For Will Roush, executive director of Wilderness Workshop, this whole situation points toward the importance of the public’s interaction with the National Environmental Policy Act (NEPA) process. “This project, when it was going through development and analysis with the Forest Service, there weren’t a lot of comments submitted by the public. That’s probably both on the public and the agency, and it’s just really important for people to get involved in land management decisions. During the NEPA process is the time that they can be heard.”
Roush also points out, “Our community here is quite diverse, and there’s a high percentage of people who may not speak English or be familiar with these projects. There’s a growing need for the agencies to be thinking about how to involve the public in the development of projects.”
While this 90-acre treatment has a relatively small impact, Sibold observes that the future of our forests isn’t looking bright. Using the analogy of an “untasty layer cake,” he says, “Instead of chocolate, then fudge, then more chocolate and fudge, we’ve got drought, insects, more drought, fire, insects, invasive species. It’s all of this smattering and layering and layering of insults to ecosystems.”
But, the Forest Service has to stick to their multi-use mandates. So, Sibold says, the important questions to ask are, “Do we have evidence that would lead us to believe that this is going to respond and regrow robustly? If it is, breaking up the aspen landscape and getting some more age cohort diversity, so some younger patches that are more robust to drought, is not a bad idea at all.”
He continues, “We’ve had about 8-9% of our subalpine forests burn since the year 2000, and everyone thinks our whole state has burned up. In the next two decades, we’re anticipating another 35% of the subalpine landscape burning. In other words, a lot more than what we’ve just had.”

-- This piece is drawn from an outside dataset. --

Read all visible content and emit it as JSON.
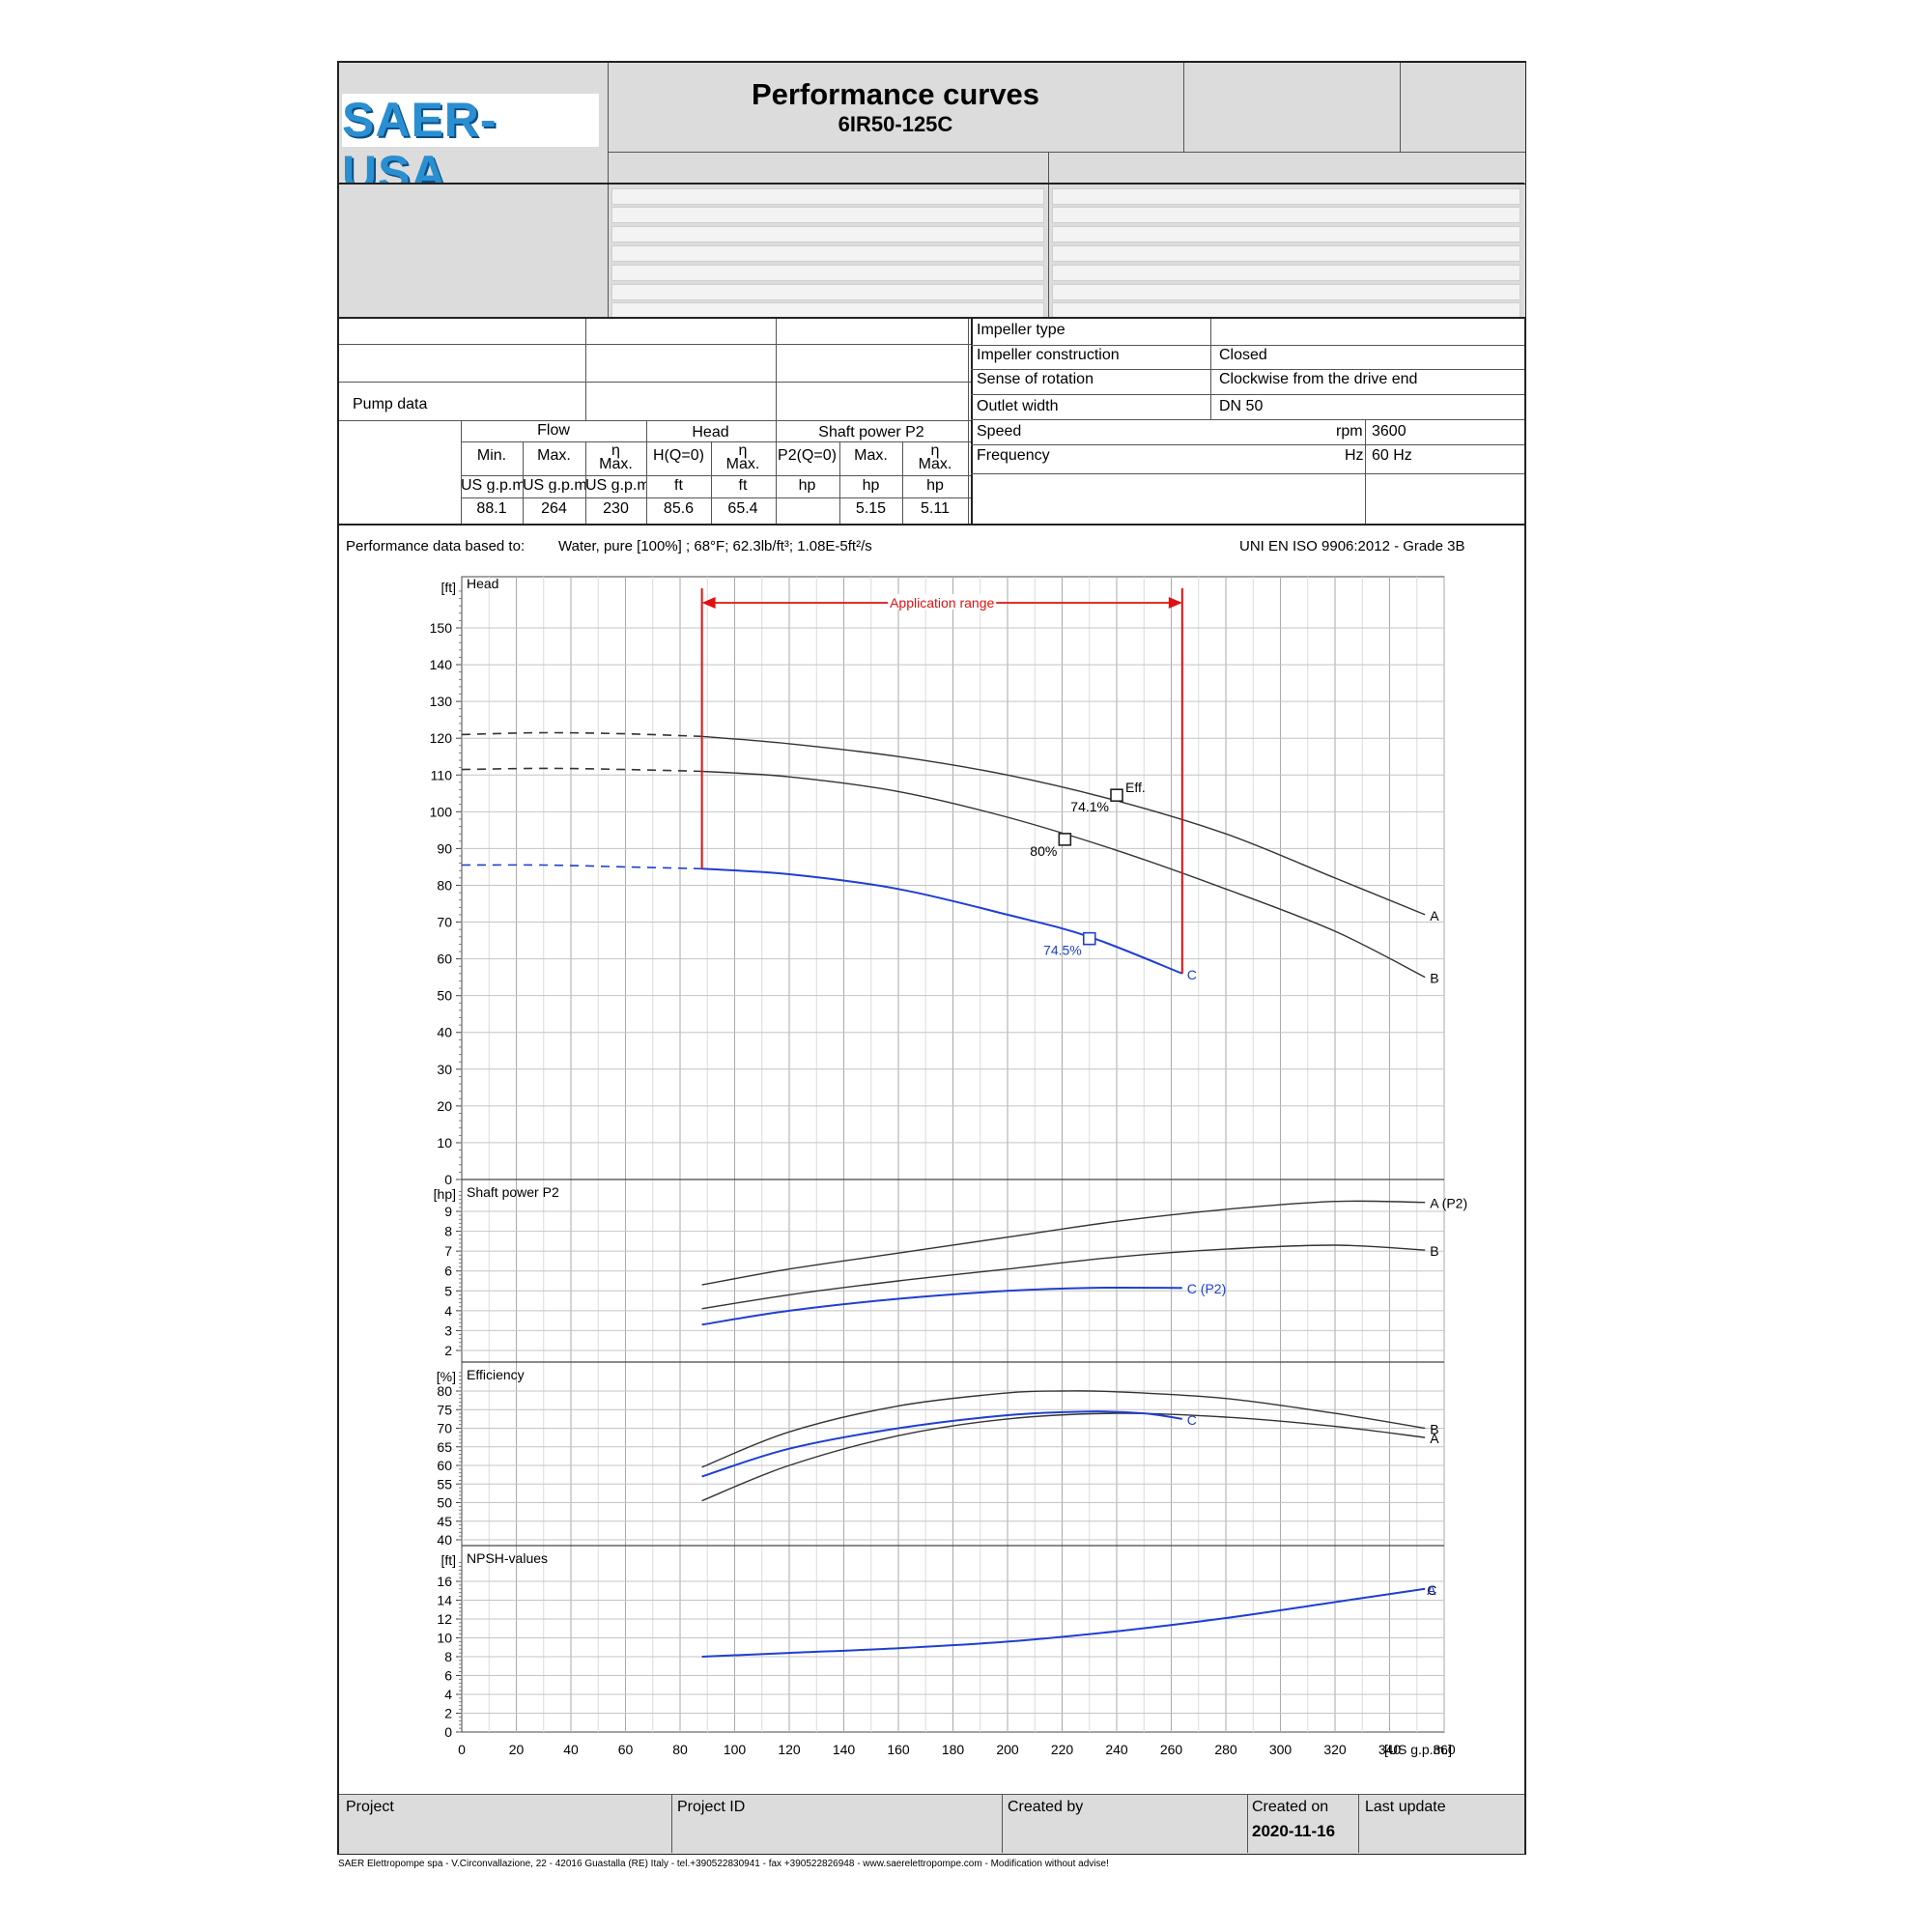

Looking toward the future of Colorado’s forests, some scientists predict that we will lose all of the aspens due to climate change, potentially as early as 2035. Sibold, however, believes that aspen will last much longer. “Just to be clear, I’m probably in the vast minority, but a lot of those people who are betting against aspen, they’re in a lab at Harvard or something and they’re running climate models and if we brought them to the Roaring Fork Valley, they probably wouldn’t be able to tell you which one is aspen.”